ACEA: Euro 7 rules to impact transition to zero-emission vehicles
The European Automobile Manufacturers’ Association (ACEA) expressed “serious concerns” about the European Commission’s proposal for new pollutant emission standards for cars and vans (Euro 7) and trucks and buses (Euro VII), published yesterday.
With the current Euro 6/VI rules, the EU has the most comprehensive and stringent standards for pollutant emissions (such as NOx and PM) in the world. Exhaust emissions are already at a barely measurable level due to state-of-the art vehicle technology, ACEA said.
“The auto industry takes its role to reduce both CO2 and pollutant emissions very seriously. Indeed, last year we made a very constructive proposal for a new Euro 7 which would bring a major reduction in criteria pollutants, thus improving air quality,” said Oliver Zipse, ACEA president and CEO of BMW. “Unfortunately, the environmental benefit of the Commission’s proposal is very limited, whereas it heavily increases the cost of vehicles. It focuses on extreme driving conditions that have hardly any real-life relevance.”
The Euro VII proposal is particularly harsh for trucks, ACEA said. The association representing most European vehicle manufacturers said the proposal completely neglects the rapidly accelerating shift to zero-emission vehicles, and also ignores the effect of future CO2 targets for heavy-duty vehicles.
“To comply with Euro VII, truck makers will have to move substantial engineering and financial resources from battery and fuel-cell electric vehicles back to the internal combustion engine. This will severely impact our transition to zero-emission vehicles. It is not good for the climate, not good for people’s health and not good for the industry,” said Martin Lundstedt, CEO of Volvo Group and chairperson of ACEA’s Commercial Vehicle Board.

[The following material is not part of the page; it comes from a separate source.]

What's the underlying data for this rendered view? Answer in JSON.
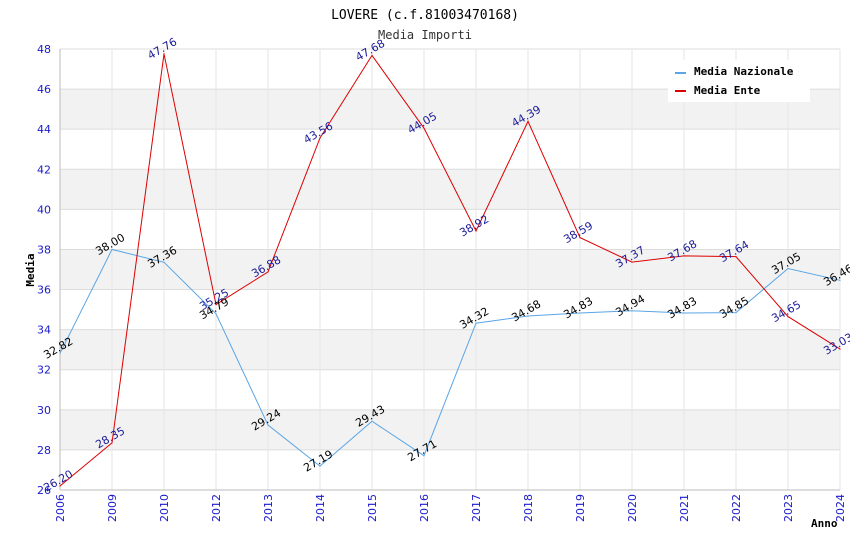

“Policy makers should focus on measures that accelerate fleet renewal, prioritising investments in zero-emission vehicles, which will have a far bigger impact on both air quality and reduced CO2 emissions,” said Lundstedt.
The Euro 7/VII legislative package will likely not be ready before mid-end 2024, especially considering the long list of additional tests it covers, according to ACEA. The proposed implementation dates – July 2025 for cars and vans and July 2027 for heavy-duty vehicles – are unrealistic, given the huge number of vehicle models and variants that need to be developed, engineered, tested and type approved before then, it said. Euro 7/VII therefore risks being very complex and costly, ACEA said.
The contribution of particles from non-exhaust sources, such as brake wear and tyre abrasion, will overtake exhaust particle emissions. Such emissions (from all vehicles, including electric) should be the focus of both Euro 7/VII and the tyre type-approval regulation, once robust new test procedures are ready, the trade association said.